Frente a declaraciones emitidas por el Ministro del Trabajo, las organizaciones aclararon que la
Misión no se retira “tranquila” del Ecuador, sino profundamente preocupada por la falta de
resultados, la ausencia de diálogo social y la persistencia de violaciones a la libertad sindical.
Asimismo, precisaron que el hecho de que Ecuador no haya sido incluido este año en la Comisión
de Aplicación de Normas de la Conferencia Internacional del Trabajo no significa que se hayan
superado los incumplimientos a los Convenios 87 y 98. Por el contrario, advirtieron que persisten
graves observaciones internacionales y que Ecuador se mantiene entre los escenarios más
preocupantes para el ejercicio de los derechos laborales. Añadieron que la exclusión de dicha
lista también responde a la existencia de otros países en la región con crisis de incumplimiento
más agudas, lo cual no resuelve el caso ecuatoriano.

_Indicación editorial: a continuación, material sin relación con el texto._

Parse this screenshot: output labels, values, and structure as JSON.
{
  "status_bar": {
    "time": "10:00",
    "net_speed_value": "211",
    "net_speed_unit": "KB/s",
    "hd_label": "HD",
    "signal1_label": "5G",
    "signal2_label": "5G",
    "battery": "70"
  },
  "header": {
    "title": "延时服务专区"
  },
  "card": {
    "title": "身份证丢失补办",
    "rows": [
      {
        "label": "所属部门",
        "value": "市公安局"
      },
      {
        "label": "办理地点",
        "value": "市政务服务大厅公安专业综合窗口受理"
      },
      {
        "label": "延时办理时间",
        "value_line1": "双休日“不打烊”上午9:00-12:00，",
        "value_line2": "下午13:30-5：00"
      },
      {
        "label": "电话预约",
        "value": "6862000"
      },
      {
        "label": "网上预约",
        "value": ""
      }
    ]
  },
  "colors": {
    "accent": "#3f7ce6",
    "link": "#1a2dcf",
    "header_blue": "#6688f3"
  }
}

La misión internacional dejó claro que continuará respaldando las decisiones de las
organizaciones nacionales, incluyendo la posibilidad de avanzar hacia mecanismos superiores
de control de la OIT, como el procedimiento previsto en el Artículo 26 de su Constitución. Este
permite presentar una queja formal por incumplimiento de convenios ratificados y puede dar
paso a una Comisión de Encuesta internacional.

La delegación estuvo integrada por representantes de la Confederación Sindical Internacional
(CSI), la Confederación Sindical de las Américas (CSA), la Internacional de Servicios Públicos (ISP),
UNI Global Union, la Internacional de la Educación y centrales sindicales de Argentina, Chile,
Brasil, Paraguay, Panamá, España y Uruguay. Las organizaciones reiteraron que la libertad
sindical, la negociación colectiva y el derecho a la organización son pilares fundamentales para
la democracia, la justicia social y el trabajo digno.